“Choose a job you love, and you will never have to work a day in your life.” – Confucius
Duane Dailey, professor emeritus and senior writer for the University of Missouri Extension, has taken this idea to heart.
“I flunked retirement three times. I don’t plan to retire again,” Dailey said.
Journalism is what Dailey says keeps him young.
“I think Duane will write until he can’t write anymore,” said Abner Womack, professor emeritus of agricultural economics and co-founder of the MU Food and Agricultural Policy Research Institute. “It’s a search for knowledge and the distribution of that knowledge.”
Dailey has worked with Womack for 28 years as FAPRI’s main reporter and press release writer. Womack and his institute run analyses on farm policy for Congress. FAPRI relies heavily on Dailey’s clear, concise style of writing.
“It’s his ability to communicate our research and grab the lead so when we take something into Washington in 50 pages, he can condense that into a paragraph,” Womack said.
FAPRI receives more than 40 analysis requests from Washington a year, which results in three or more press releases for Dailey per month. Although Womack said it is not unusual for him to write one a day.
In the world of policy, Womack stressed how vital it is to clearly present what you want to convey, otherwise someone else will interpret it for you, and often times it won’t be what you had in mind. This is where Dailey’s work comes in. Not only does Dailey clearly communicate through his press releases, but he finds the stories that no one else would have envisioned.
“He doesn’t sit in his office waiting for a story to come to him,” Womack said “He has a beat. He shakes the trees, gathers the leaves and makes beautiful stories out of them.”
This kind of tree-shaking attitude led Dailey to form a professional relationship with Scott Brown, MU research assistant professor of agricultural and applied economics. Dailey would come to Brown’s office in search of story ideas and often travel with Brown to meetings, which largely concerned the cattle industry.
Prior to their professional relationship Brown and Dailey met in 1978 when Brown’s family was named Missouri Farm Bureau’s State Fair Farm Family. Dailey interviewed the Brown family with no idea that he would some day teach Brown many of MU’s College of Agriculture, Food and Natural Resources operations across separate departments.
“There’s only a handful of people that have a significant impact on your life,” Brown said “Duane is one of them.”
He feels that he owes Dailey not only for assistance writing, but also for getting press through his large media and associated press network.
“He got a lot of press and helped tell my story,” Brown said.
In addition to his large professional network, Brown is highly impressed by how well-known Dailey is throughout the farming community in general. When they would attend meetings together, many farmers would know Dailey personally.
“I often say Duane is one of the critical sources of getting agricultural information out to farmers in Missouri,” Brown said.
In the same sense, Dailey views himself as a translator.

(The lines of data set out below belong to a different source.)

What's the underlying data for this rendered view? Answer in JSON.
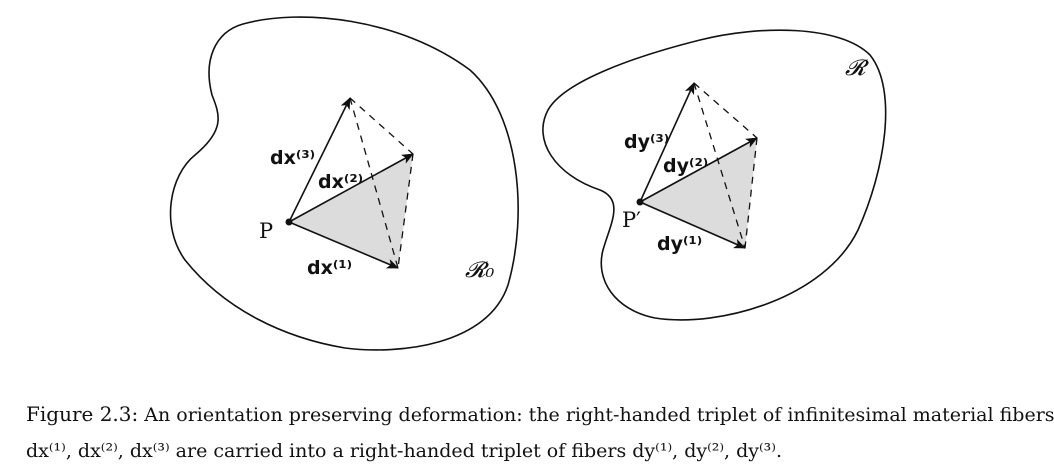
{
  "figure": {
    "left": {
      "region_label": "𝓡₀",
      "point_label": "P",
      "fiber_labels": [
        "dx⁽¹⁾",
        "dx⁽²⁾",
        "dx⁽³⁾"
      ]
    },
    "right": {
      "region_label": "𝓡",
      "point_label": "P′",
      "fiber_labels": [
        "dy⁽¹⁾",
        "dy⁽²⁾",
        "dy⁽³⁾"
      ]
    }
  },
  "caption": {
    "lead": "Figure 2.3:",
    "line1": "An orientation preserving deformation: the right-handed triplet of infinitesimal material fibers",
    "line2": "dx⁽¹⁾, dx⁽²⁾, dx⁽³⁾ are carried into a right-handed triplet of fibers dy⁽¹⁾, dy⁽²⁾, dy⁽³⁾."
  },
  "colors": {
    "ink": "#111111",
    "shade": "#dcdcdc",
    "background": "#ffffff"
  }
}
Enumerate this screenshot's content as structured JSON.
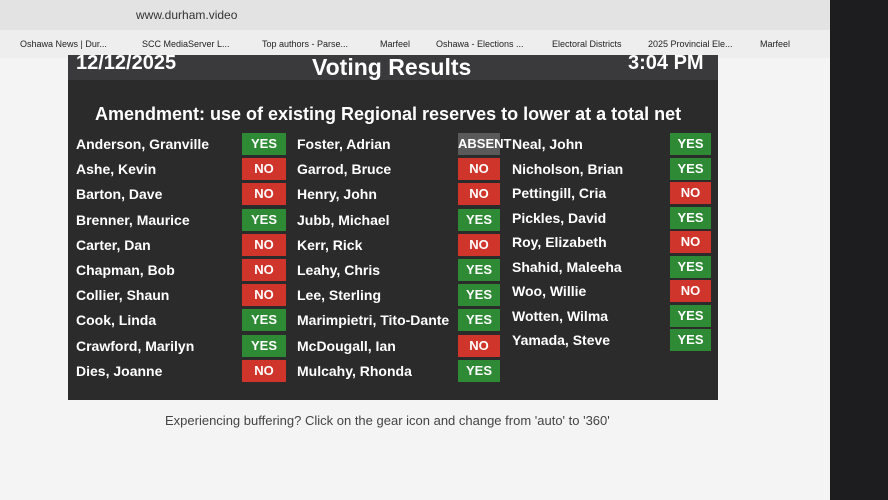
{
  "browser": {
    "url": "www.durham.video",
    "bookmarks": [
      "Oshawa News | Dur...",
      "SCC MediaServer L...",
      "Top authors - Parse...",
      "Marfeel",
      "Oshawa - Elections ...",
      "Electoral Districts",
      "2025 Provincial Ele...",
      "Marfeel"
    ]
  },
  "video": {
    "date": "12/12/2025",
    "title": "Voting Results",
    "time": "3:04 PM",
    "motion": "Amendment: use of existing Regional reserves to lower at a total net",
    "vote_colors": {
      "YES": "#2f8a36",
      "NO": "#d0352b",
      "ABSENT": "#5a5a5a"
    },
    "columns": [
      [
        [
          "Anderson, Granville",
          "YES"
        ],
        [
          "Ashe, Kevin",
          "NO"
        ],
        [
          "Barton, Dave",
          "NO"
        ],
        [
          "Brenner, Maurice",
          "YES"
        ],
        [
          "Carter, Dan",
          "NO"
        ],
        [
          "Chapman, Bob",
          "NO"
        ],
        [
          "Collier, Shaun",
          "NO"
        ],
        [
          "Cook, Linda",
          "YES"
        ],
        [
          "Crawford, Marilyn",
          "YES"
        ],
        [
          "Dies, Joanne",
          "NO"
        ]
      ],
      [
        [
          "Foster, Adrian",
          "ABSENT"
        ],
        [
          "Garrod, Bruce",
          "NO"
        ],
        [
          "Henry, John",
          "NO"
        ],
        [
          "Jubb, Michael",
          "YES"
        ],
        [
          "Kerr, Rick",
          "NO"
        ],
        [
          "Leahy, Chris",
          "YES"
        ],
        [
          "Lee, Sterling",
          "YES"
        ],
        [
          "Marimpietri, Tito-Dante",
          "YES"
        ],
        [
          "McDougall, Ian",
          "NO"
        ],
        [
          "Mulcahy, Rhonda",
          "YES"
        ]
      ],
      [
        [
          "Neal, John",
          "YES"
        ],
        [
          "Nicholson, Brian",
          "YES"
        ],
        [
          "Pettingill, Cria",
          "NO"
        ],
        [
          "Pickles, David",
          "YES"
        ],
        [
          "Roy, Elizabeth",
          "NO"
        ],
        [
          "Shahid, Maleeha",
          "YES"
        ],
        [
          "Woo, Willie",
          "NO"
        ],
        [
          "Wotten, Wilma",
          "YES"
        ],
        [
          "Yamada, Steve",
          "YES"
        ]
      ]
    ]
  },
  "caption": "Experiencing buffering? Click on the gear icon and change from 'auto' to '360'"
}
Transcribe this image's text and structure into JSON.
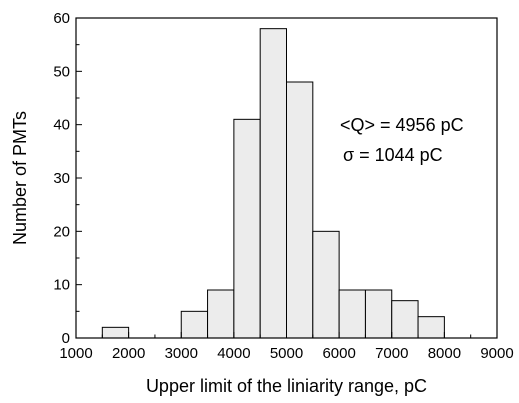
{
  "chart_data": {
    "type": "bar",
    "title": "",
    "xlabel": "Upper limit of the liniarity range, pC",
    "ylabel": "Number of PMTs",
    "xlim": [
      1000,
      9000
    ],
    "ylim": [
      0,
      60
    ],
    "x_ticks": [
      "1000",
      "2000",
      "3000",
      "4000",
      "5000",
      "6000",
      "7000",
      "8000",
      "9000"
    ],
    "y_ticks": [
      "0",
      "10",
      "20",
      "30",
      "40",
      "50",
      "60"
    ],
    "bin_width": 500,
    "bins": [
      {
        "start": 1500,
        "end": 2000,
        "count": 2
      },
      {
        "start": 3000,
        "end": 3500,
        "count": 5
      },
      {
        "start": 3500,
        "end": 4000,
        "count": 9
      },
      {
        "start": 4000,
        "end": 4500,
        "count": 41
      },
      {
        "start": 4500,
        "end": 5000,
        "count": 58
      },
      {
        "start": 5000,
        "end": 5500,
        "count": 48
      },
      {
        "start": 5500,
        "end": 6000,
        "count": 20
      },
      {
        "start": 6000,
        "end": 6500,
        "count": 9
      },
      {
        "start": 6500,
        "end": 7000,
        "count": 9
      },
      {
        "start": 7000,
        "end": 7500,
        "count": 7
      },
      {
        "start": 7500,
        "end": 8000,
        "count": 4
      }
    ],
    "bar_fill": "#ececec",
    "bar_stroke": "#000000",
    "grid": false,
    "legend": "none",
    "annotations": [
      "<Q> = 4956 pC",
      "σ = 1044 pC"
    ]
  }
}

He prides himself in taking complicated information and relaying it to farmers in their own language. Dailey writes short, cutting out adjectives and adverbs, a skill he says comes from reading a lot.
Dailey doesn’t write for entertainment—he writes to evoke change in his readers—even if that means doing the same story over and over again. Finding interesting stories and relaying them is his job, a job that he says is not done. There are many stories that he wants to share, whether it be in a local paper or in a national press release.
“That’s it. I want to do stories. Story after story,” Dailey said. “Journalism opens doors.”
Dailey, the journalist who just won’t quit, finds his work to be addictive, exciting and fun. He studies his craft and involves journalism in every aspect of his life.
“Until his dying day he will be in that loop, and he will never get out of that loop,” Womack said. ”He will inspire everyone he encounters.”